En nuestra infancia, cada uno de
nosotros, después que la impronta se colme de referencias sin que la memoria
las pueda retener, componemos nuestra propia personalidad. Un periodo que marcará, de forma fundamental, nuestras vidas. En él, se
crearán los sentimientos al margen de los instintos y, con cuanto nos rodea,
estableceremos nuestra verdadera Patria.
Los usos y costumbres, los
afectos y obsesiones, la alimentación o desnutrición, el acomodo o el
desajuste, el medio urbano o rural, la económica o la política, el hábito o el
aprendizaje, el clima o el ambiente… que, interna y externamente, predominen,
nos afectarán para conformar nuestra identidad.
Hoy día nadie puede negar los
estímulos (actos reflejos de aversión o simpatía) que nos dimos (y, en muchos
casos, continuamos dando) como respuesta al miedo o al placer absorbidos entonces
sin conocimiento y originados por causas ajenas o trasmitidos por razones
concretas, pero que, de cualquier modo, condicionarán nuestra voluntad.
Cada una de las generaciones pasa por acontecimientos y situaciones
bien dispares; si bien, la etapa de cuando fuimos niños, de la que hablamos, es
sumamente muy particular. La que nos tocó vivir a muchos de nosotros fue
una infancia generosa, pródiga en juegos imaginativos, alegrías y bienestar, en
la que unos sacrificados padres prescindían de cuanto fuera necesario para
evitar a sus niños cualquier tipo de sufrimiento, criándonos a “leche almendra”
(que dirían muchos abuelos) aun cuando, la
citada generación, se generalice con un mismo común denominador: la formación
del espíritu nacional o el nacional-catolicismo de la dictadura.
Recibimos (eso sí) la peor ideología posible, carente de verdad y contraste,
impuesta en escuelas e iglesias por una parte de la población, vencedora de una
guerra cruel, y, sobre todo, por ser asimilada inconscientemente. Una guerra
que perduró silenciosa en el tiempo, manteniendo sin voz a los vencidos, que
tuvieron que claudicar comulgando con la falacia de la “Santa cruzada” o la
ausencia de libertades que nos trae la Inquisición a la memoria.

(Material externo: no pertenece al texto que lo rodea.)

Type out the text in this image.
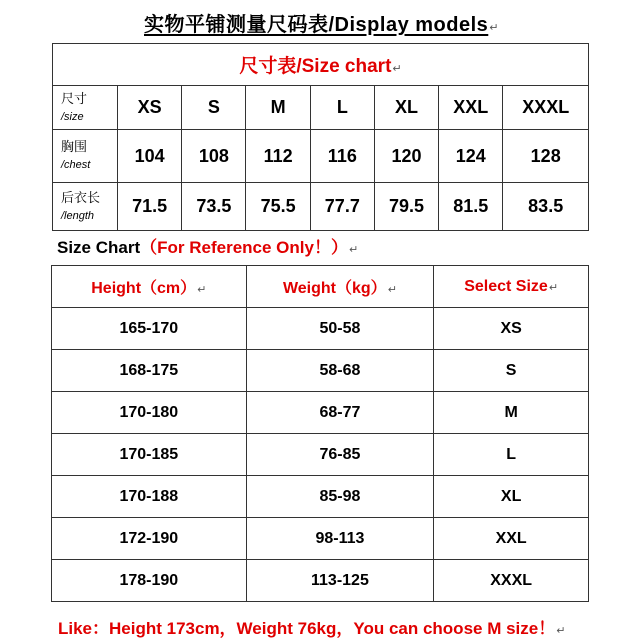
实物平铺测量尺码表/Display models↵
尺寸表/Size chart↵							
尺寸
/size	XS	S	M	L	XL	XXL	XXXL
胸围
/chest	104	108	112	116	120	124	128
后衣长
/length	71.5	73.5	75.5	77.7	79.5	81.5	83.5
Size Chart（For Reference Only！）↵
Height（cm）↵	Weight（kg）↵	Select Size↵
165-170	50-58	XS
168-175	58-68	S
170-180	68-77	M
170-185	76-85	L
170-188	85-98	XL
172-190	98-113	XXL
178-190	113-125	XXXL
Like：Height 173cm，Weight 76kg，You can choose M size！↵
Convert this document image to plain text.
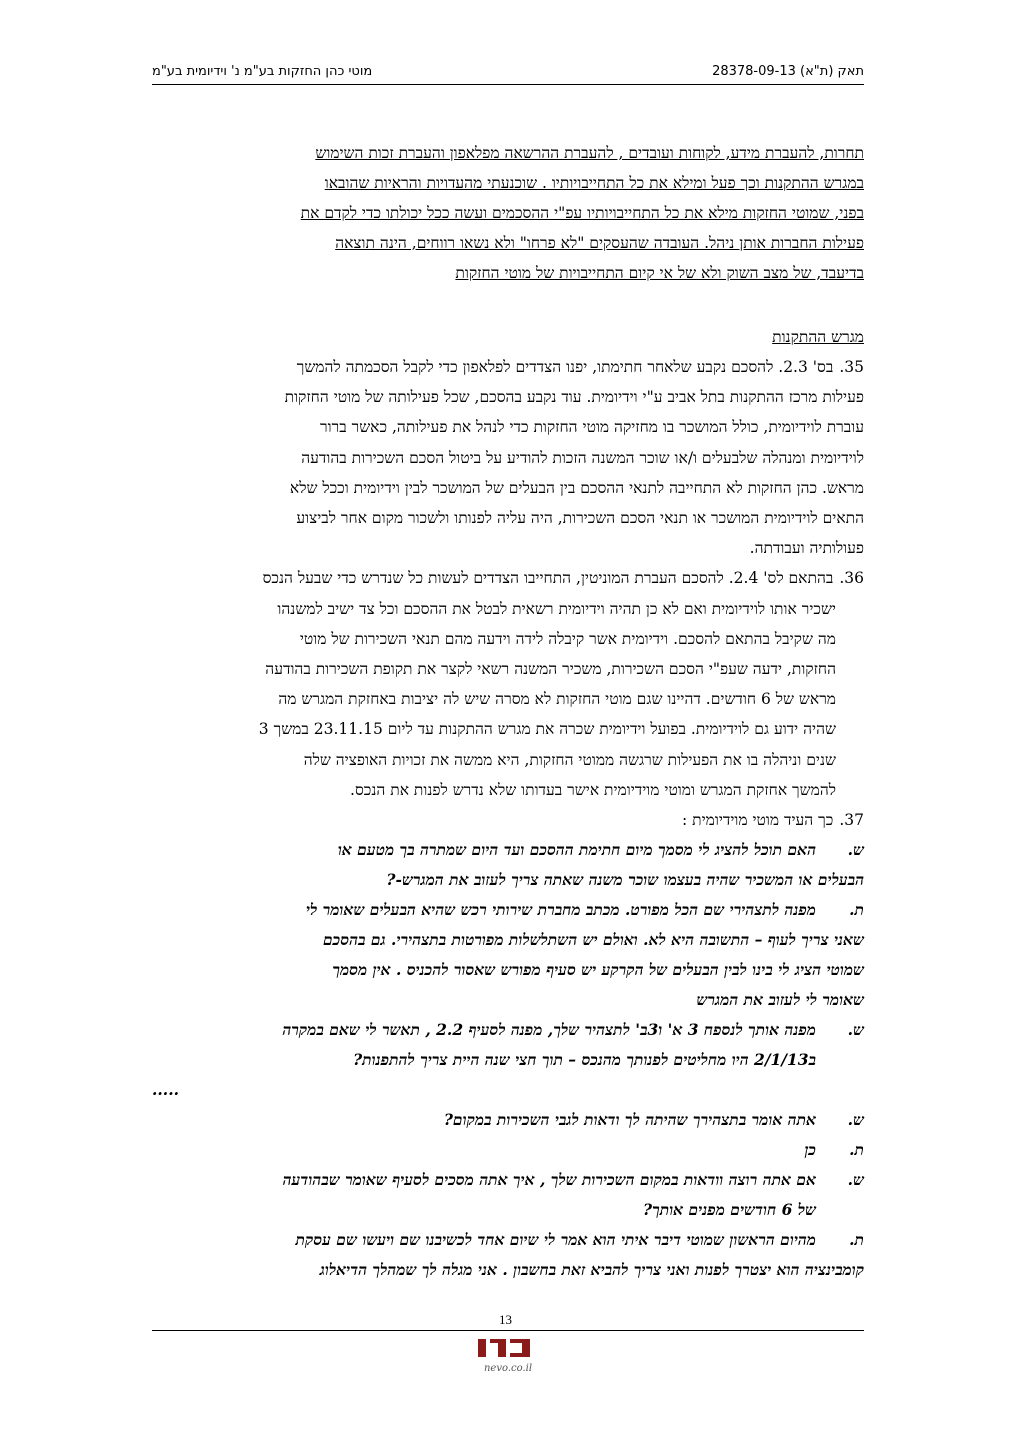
תאק (ת"א) 28378-09-13
מוטי כהן החזקות בע"מ נ' וידיומית בע"מ

תחרות, להעברת מידע, לקוחות ועובדים , להעברת ההרשאה מפלאפון והעברת זכות השימוש

במגרש ההתקנות וכך פעל ומילא את כל התחייבויותיו . שוכנעתי מהעדויות והראיות שהובאו

בפני, שמוטי החזקות מילא את כל התחייבויותיו עפ"י ההסכמים ועשה ככל יכולתו כדי לקדם את

פעילות החברות אותן ניהל. העובדה שהעסקים "לא פרחו" ולא נשאו רווחים, הינה תוצאה

בדיעבד, של מצב השוק ולא של אי קיום התחייבויות של מוטי החזקות

מגרש ההתקנות

35.בס' 2.3. להסכם נקבע שלאחר חתימתו, יפנו הצדדים לפלאפון כדי לקבל הסכמתה להמשך

פעילות מרכז ההתקנות בתל אביב ע"י וידיומית. עוד נקבע בהסכם, שכל פעילותה של מוטי החזקות

עוברת לוידיומית, כולל המושכר בו מחזיקה מוטי החזקות כדי לנהל את פעילותה, כאשר ברור

לוידיומית ומנהלה שלבעלים ו/או שוכר המשנה הזכות להודיע על ביטול הסכם השכירות בהודעה

מראש. כהן החזקות לא התחייבה לתנאי ההסכם בין הבעלים של המושכר לבין וידיומית וככל שלא

התאים לוידיומית המושכר או תנאי הסכם השכירות, היה עליה לפנותו ולשכור מקום אחר לביצוע

פעולותיה ועבודתה.

36.בהתאם לס' 2.4. להסכם העברת המוניטין, התחייבו הצדדים לעשות כל שנדרש כדי שבעל הנכס

ישכיר אותו לוידיומית ואם לא כן תהיה וידיומית רשאית לבטל את ההסכם וכל צד ישיב למשנהו

מה שקיבל בהתאם להסכם. וידיומית אשר קיבלה לידה וידעה מהם תנאי השכירות של מוטי

החזקות, ידעה שעפ"י הסכם השכירות, משכיר המשנה רשאי לקצר את תקופת השכירות בהודעה

מראש של 6 חודשים. דהיינו שגם מוטי החזקות לא מסרה שיש לה יציבות באחזקת המגרש מה

שהיה ידוע גם לוידיומית. בפועל וידיומית שכרה את מגרש ההתקנות עד ליום 23.11.15 במשך 3

שנים וניהלה בו את הפעילות שרגשה ממוטי החזקות, היא ממשה את זכויות האופציה שלה

להמשך אחזקת המגרש ומוטי מוידיומית אישר בעדותו שלא נדרש לפנות את הנכס.

37.כך העיד מוטי מוידיומית :

ש.
האם תוכל להציג לי מסמך מיום חתימת ההסכם ועד היום שמתרה בך מטעם או
הבעלים או המשכיר שהיה בעצמו שוכר משנה שאתה צריך לעזוב את המגרש-?
ת.
מפנה לתצהירי שם הכל מפורט. מכתב מחברת שירותי רכש שהיא הבעלים שאומר לי
שאני צריך לעוף – התשובה היא לא. ואולם יש השתלשלות מפורטות בתצהירי. גם בהסכם
שמוטי הציג לי בינו לבין הבעלים של הקרקע יש סעיף מפורש שאסור להכניס . אין מסמך
שאומר לי לעזוב את המגרש
ש.
מפנה אותך לנספח 3 א' ו3ב' לתצהיר שלך, מפנה לסעיף 2.2 , תאשר לי שאם במקרה
ב2/1/13 היו מחליטים לפנותך מהנכס – תוך חצי שנה היית צריך להתפנות?
.....
ש.
אתה אומר בתצהירך שהיתה לך ודאות לגבי השכירות במקום?
ת.
כן
ש.
אם אתה רוצה וודאות במקום השכירות שלך , איך אתה מסכים לסעיף שאומר שבהודעה
של 6 חודשים מפנים אותך?
ת.
מהיום הראשון שמוטי דיבר איתי הוא אמר לי שיום אחד לכשיבנו שם ויעשו שם עסקת
קומבינציה הוא יצטרך לפנות ואני צריך להביא זאת בחשבון . אני מגלה לך שמהלך הדיאלוג
13
nevo.co.il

Aunque parezca extraño (pero no
lo es) todavía hay muchas personas añorando aquellas enseñanzas, incapaces de
modificar parte de su identidad para que la democracia tenga cabida. Un aprendizaje
loable, por valores y esfuerzos familiares, y deleznable, por impregnarnos una
Patria impostora. Sólo la niñez es una, grande
y libre. La razón es clara: sus
estímulos quedaron anclados en el pasado feliz de su infancia como autos
reflejos citados, respondiendo hoy contra quienes les causen dolor. Maldicen,
insultan y denigran a quienes emiten críticas contrarias a las suyas o sus maneras
de pensar son distintas. Eluden confrontar ideas o dejar atrás,
momentáneamente, la inconsciencia del placer añejo que les complace.
Abogo por entendernos hablando con palabras impecables, con respeto,
sin insultos ni descalificaciones, aparcando nuestras infancias innecesarias de
olvidar, ya que, en definitiva, todos deseamos lo mejor para todos y cada uno
de nosotros, aunque los caminos elegidos para conseguirlo sean muy diferentes, una
vez tengamos en cuenta las causas instintivas expuestas o las que cada cual
considere. Nadie permita pues, que por nuestras disputas lógicas, unos sinvergüenzas
se aprovechen favoreciendo la malversación, la corrupción, el robo o cualquier
delito que atente a lo que es público y de todos. Anulemos de una vez las dos
Españas por el camino del dialogo y el acuerdo, estableciendo serias
responsabilidades y duras penas para quien con su gestión nos enfrenta.